A cara da fome é feia e assustadora.
Mas não intimidou Luiz Inácio Lula da Silva. Afinal, ele será o único presidente brasileiro que sentiu na carne a dor e a humilhação da miséria. Derrotou-a na infância, quando se alimentava apenas com um mingau de farinha e café pela manhã e só comia carne quando os irmãos mais velhos conseguiam caçar preá ou rolinha no sertão pernambucano para fazer a “mistura”.

Deixar de ser um prisioneiro da miséria foi uma proeza. Chegar onde chegou foi quase um milagre. Como diz a música de Caetano Veloso: “Gente é pra brilhar, não pra morrer de fome.” Eleito, decretou sua segunda guerra contra a miséria.
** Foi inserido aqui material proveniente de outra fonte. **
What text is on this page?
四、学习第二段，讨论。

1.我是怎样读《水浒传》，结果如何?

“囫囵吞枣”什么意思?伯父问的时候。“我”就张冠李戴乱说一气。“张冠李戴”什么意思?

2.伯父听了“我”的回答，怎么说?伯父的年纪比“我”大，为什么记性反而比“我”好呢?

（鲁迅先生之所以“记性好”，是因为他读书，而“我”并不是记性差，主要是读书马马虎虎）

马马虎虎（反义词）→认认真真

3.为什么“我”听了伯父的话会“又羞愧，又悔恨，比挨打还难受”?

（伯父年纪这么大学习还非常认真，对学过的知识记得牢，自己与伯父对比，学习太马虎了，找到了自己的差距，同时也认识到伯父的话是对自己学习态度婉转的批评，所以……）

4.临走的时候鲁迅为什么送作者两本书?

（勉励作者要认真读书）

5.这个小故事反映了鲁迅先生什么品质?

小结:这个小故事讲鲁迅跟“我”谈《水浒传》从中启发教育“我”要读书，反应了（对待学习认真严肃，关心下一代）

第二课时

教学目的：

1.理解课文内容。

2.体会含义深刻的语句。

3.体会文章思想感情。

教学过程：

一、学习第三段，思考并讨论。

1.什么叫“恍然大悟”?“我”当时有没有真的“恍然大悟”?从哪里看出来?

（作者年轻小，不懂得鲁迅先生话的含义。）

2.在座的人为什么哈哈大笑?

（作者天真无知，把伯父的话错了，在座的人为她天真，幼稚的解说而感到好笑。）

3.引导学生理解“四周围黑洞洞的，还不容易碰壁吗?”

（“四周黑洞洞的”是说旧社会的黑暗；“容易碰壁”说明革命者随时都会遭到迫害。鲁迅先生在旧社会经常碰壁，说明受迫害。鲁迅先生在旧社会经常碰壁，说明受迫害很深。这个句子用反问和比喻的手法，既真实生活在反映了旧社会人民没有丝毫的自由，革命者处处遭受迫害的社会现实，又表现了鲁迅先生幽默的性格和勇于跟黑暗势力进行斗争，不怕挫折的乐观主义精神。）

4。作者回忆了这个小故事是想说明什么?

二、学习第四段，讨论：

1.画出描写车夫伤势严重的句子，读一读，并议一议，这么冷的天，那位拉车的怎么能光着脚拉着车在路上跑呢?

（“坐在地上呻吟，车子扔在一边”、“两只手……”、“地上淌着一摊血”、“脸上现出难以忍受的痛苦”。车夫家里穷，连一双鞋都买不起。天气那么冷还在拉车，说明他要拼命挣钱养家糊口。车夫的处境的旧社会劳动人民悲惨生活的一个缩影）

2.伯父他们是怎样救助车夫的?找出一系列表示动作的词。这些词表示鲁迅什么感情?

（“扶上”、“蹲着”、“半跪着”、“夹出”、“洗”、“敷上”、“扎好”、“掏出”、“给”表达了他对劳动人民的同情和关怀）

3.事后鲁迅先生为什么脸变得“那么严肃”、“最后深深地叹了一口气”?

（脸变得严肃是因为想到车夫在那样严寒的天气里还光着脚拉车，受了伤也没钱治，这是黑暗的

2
Suas palavras ecoaram pelo mundo: “Se ao final do meu mandato cada brasileiro puder se alimentar três vezes ao dia, terei realizado a missão de minha vida.” O anúncio teve reação imediata da Organização das Nações Unidas (ONU), do Banco Mundial (Bird) e do Banco Interamericano de Desenvolvimento (BID), principais instituições multilaterais de financiamento, ao lado do FMI. A aposta destes organismos internacionais em Lula é alta: a de que ele poderá protagonizar um modelo mundial no combate à fome. Este é o recado enviado do Exterior ao general petista.

O secretário-geral da ONU, Kofi Annan, ligou para Lula na quinta-feira 31, dizendo que vai colaborar com o projeto para aplacar a desnutrição. O relator da ONU para a Fome, Jean Ziegler, vai convidar Lula para uma reunião, em dezembro, onde combinará estratégias contra a miséria.

Autor de um relatório sobre a situação da fome no Brasil, ele aconselha Lula a aumentar o salário mínimo e acelerar a reforma agrária. A FAO, organismo da ONU responsável pelo combate à fome, vai dar seu valioso aval para que o governo Lula consiga recursos. O presidente do Bird, James Wolfensohn, e do BID, Enrique Iglesias, enviaram mensagens de apoio ao petista. São sinais mais do que promissores. Só o
Bird tem um fundo de empréstimos de US$ 5,3 bilhões. “Em nome do Banco Mundial, gostaria de expressar nosso desejo de trabalhar com Lula e sua equipe em nossa agenda comum de combate à pobreza e melhoria das condições de vida dos brasileiros”, afirmou Wolfensohn. O empresário Oded Grajew, interlocutor do petista com empresários e entidades internacionais, conta como está a expectativa lá fora com relação ao governo do PT: “Os organismos internacionais envolvidos no combate à fome querem parcerias com governos e a aposta agora é de que o governo Lula possa ser um modelo mundial na guerra à miséria.”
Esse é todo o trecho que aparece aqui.